Truto normalizes whatever rate-limit headers the vendor returns into three standard response headers — ratelimit-limit, ratelimit-remaining, ratelimit-reset — so your client can back off the same way regardless of which vendor it just called. The same normalization applies to both /unified/... and /proxy/... calls; /proxy/... is Truto's equivalent of what other Unified-API providers call pass-through.

$ curl -i "https://api.truto.one/unified/crm/contacts?integrated_account_id=$ACCOUNT_ID" \
    -H "Authorization: Bearer $TRUTO_API_TOKEN"
HTTP/2 200
content-type: application/json; charset=utf-8
ratelimit-limit: 110;w=10
ratelimit-remaining: 109
ratelimit-reset: 60
 
{ "result": [ /* ... */ ], "next_cursor": "..." }

ratelimit-limit carries the vendor's window in the ;w=<seconds> parameter when the vendor exposes one (HubSpot does; many don't). If the underlying vendor doesn't return rate-limit information at all, the headers are absent — there's nothing to normalize.

If a call is rate-limited, you get a 429 from Truto with the same three headers — ratelimit-reset tells you how many seconds until the vendor's window opens again.

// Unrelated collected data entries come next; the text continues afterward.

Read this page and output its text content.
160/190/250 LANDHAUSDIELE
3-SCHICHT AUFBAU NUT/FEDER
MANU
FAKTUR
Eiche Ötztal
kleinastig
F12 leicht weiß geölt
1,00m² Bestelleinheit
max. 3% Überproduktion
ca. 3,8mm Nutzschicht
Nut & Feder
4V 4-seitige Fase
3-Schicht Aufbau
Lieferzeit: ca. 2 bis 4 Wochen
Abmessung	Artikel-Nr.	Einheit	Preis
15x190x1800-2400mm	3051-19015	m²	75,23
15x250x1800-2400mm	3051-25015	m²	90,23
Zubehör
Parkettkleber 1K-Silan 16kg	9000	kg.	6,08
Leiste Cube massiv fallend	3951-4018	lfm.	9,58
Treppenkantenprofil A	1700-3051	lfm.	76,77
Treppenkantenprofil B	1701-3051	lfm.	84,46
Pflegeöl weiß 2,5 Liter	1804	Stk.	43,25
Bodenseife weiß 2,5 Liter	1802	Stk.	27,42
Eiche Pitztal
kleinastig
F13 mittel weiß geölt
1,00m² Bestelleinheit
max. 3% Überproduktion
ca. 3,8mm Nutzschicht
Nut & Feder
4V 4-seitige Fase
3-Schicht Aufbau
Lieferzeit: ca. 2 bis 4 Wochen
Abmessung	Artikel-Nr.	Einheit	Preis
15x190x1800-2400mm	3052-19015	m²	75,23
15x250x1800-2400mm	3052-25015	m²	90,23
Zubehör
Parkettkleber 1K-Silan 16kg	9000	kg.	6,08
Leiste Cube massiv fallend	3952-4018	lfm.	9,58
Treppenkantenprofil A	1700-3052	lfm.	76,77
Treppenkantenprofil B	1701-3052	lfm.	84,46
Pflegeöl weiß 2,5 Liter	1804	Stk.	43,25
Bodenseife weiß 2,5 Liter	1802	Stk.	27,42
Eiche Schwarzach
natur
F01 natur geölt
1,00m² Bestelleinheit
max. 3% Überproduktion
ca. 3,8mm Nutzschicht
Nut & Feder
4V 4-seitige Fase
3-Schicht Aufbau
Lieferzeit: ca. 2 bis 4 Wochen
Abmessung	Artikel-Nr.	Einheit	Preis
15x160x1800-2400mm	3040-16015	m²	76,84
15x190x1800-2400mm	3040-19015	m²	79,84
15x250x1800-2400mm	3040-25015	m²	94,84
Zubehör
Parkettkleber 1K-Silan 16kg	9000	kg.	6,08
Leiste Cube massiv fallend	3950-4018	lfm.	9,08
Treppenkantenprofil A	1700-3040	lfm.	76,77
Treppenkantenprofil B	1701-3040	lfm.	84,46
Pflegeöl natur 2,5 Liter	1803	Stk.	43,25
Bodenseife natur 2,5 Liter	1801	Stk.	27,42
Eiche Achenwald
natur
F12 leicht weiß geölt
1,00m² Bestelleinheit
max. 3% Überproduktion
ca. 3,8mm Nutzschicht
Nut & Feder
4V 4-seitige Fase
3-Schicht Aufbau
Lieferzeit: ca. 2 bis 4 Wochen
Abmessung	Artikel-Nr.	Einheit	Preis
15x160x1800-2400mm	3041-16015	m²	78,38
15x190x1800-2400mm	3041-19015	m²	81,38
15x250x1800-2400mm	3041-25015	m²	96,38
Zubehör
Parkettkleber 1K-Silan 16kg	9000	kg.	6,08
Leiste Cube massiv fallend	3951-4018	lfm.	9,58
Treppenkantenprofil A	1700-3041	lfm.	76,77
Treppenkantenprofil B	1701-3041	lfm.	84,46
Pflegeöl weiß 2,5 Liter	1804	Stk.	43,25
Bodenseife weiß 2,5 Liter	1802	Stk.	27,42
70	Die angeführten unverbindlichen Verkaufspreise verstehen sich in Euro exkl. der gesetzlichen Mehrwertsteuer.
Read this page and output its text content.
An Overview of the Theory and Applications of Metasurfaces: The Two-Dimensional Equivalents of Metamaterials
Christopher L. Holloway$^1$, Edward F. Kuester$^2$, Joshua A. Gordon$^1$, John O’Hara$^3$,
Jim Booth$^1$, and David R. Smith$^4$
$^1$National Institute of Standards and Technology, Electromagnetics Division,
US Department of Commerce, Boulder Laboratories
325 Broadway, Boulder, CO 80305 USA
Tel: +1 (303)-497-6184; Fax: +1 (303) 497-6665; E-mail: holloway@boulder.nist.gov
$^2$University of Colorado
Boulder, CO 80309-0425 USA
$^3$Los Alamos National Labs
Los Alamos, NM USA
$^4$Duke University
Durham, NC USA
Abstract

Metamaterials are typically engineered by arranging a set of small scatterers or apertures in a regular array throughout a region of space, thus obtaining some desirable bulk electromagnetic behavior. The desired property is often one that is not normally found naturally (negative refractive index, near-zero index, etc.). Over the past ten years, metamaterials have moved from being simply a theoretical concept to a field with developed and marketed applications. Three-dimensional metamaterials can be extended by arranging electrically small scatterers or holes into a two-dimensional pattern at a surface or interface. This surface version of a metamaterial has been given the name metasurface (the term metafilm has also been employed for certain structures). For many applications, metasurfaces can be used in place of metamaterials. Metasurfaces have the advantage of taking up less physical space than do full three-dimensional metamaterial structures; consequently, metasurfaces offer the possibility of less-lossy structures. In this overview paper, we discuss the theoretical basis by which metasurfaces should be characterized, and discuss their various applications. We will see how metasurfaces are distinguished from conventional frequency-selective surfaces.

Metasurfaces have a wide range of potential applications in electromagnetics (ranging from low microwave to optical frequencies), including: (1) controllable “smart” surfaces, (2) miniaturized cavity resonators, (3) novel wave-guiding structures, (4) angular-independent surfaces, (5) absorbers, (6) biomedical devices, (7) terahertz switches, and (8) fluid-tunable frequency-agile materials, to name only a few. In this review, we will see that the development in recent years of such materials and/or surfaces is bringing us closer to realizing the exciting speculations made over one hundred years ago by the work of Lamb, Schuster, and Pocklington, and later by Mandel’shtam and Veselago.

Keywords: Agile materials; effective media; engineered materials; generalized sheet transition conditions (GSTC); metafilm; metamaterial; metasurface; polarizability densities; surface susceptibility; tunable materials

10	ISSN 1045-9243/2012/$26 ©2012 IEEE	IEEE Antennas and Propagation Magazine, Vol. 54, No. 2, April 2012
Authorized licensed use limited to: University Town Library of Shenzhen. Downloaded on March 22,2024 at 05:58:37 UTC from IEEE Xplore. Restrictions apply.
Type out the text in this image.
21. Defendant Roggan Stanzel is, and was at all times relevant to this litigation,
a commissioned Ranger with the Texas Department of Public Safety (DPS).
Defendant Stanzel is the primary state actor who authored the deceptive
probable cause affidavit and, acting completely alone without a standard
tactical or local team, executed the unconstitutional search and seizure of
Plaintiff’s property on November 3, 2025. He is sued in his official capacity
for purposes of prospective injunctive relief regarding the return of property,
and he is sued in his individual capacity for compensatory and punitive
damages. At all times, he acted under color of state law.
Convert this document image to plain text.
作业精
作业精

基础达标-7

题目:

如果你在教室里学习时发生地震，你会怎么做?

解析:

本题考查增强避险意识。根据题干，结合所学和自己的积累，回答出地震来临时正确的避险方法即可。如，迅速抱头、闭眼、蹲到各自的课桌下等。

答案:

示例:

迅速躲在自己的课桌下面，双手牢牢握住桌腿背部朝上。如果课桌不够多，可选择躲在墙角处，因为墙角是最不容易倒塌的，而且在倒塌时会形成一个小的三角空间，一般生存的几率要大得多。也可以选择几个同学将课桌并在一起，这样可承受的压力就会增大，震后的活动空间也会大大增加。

For the header semantics and a longer worked example, see Rate limits in Truto API.

Filter availability is per integration

The Unified API accepts the same query operators across vendors — created_at[gt], status[in], sort_by, or, and, and so on. What changes per vendor is which operators the underlying API actually supports. If the vendor doesn't support a filter, Truto silently drops it rather than fake it server-side; the cost of doing otherwise is fetching every record and filtering on the request thread, and that loses you the rate-limit budget above.

Before relying on a filter, ask the integration what it supports. The meta endpoint returns the merged JSON schema for one method on one integration mapping — query_schema is the source of truth for which filters that vendor's list accepts:

$ curl "https://api.truto.one/unified/crm/contacts/hubspot/meta/list" \
    -H "Authorization: Bearer $TRUTO_API_TOKEN"
{
  "method": "list",
  "documentation_link": "https://developers.hubspot.com/docs/api/crm/contacts",
  "query_schema": {
    "type": "object",
    "properties": {
      "created_at":   { "type": "string", "format": "date-time" },
      "updated_at":   { "type": "string", "format": "date-time" },
      "first_name":   { "type": "string" },
      "last_name":    { "type": "string" },
      "email_addresses": { "type": "array",  "items": { "type": "string" } },
      "sort_by":      { "type": "object" }
    }
  },
  "default_query": { "limit": 50 }
}

Anything not listed under query_schema.properties is silently dropped at call time — that's how you tell, before you ship a filter to production, whether HubSpot will honor last_name[ilike]=*han or quietly ignore it.

For the full operator grammar see Querying in Truto API.

Latency tracks the vendor

A unified call is a vendor call plus a small Truto hop. Truto's hop is bounded; the vendor's isn't. p99 latency on /unified/... is roughly the vendor's p99 plus a few tens of milliseconds. That's fine for request-time use cases (pulling a contact when a user opens a record), and it's the wrong shape for jobs you'd otherwise run on a schedule against millions of records.

For workloads where you need durable streaming, retries, pagination at scale, or the data landed in your warehouse, use RapidBridge — the same Unified API resources, executed as a background pipeline writing to a webhook, datastore, or SuperQuery destination. For "tell me when something changed at the vendor" use cases, use Webhooks.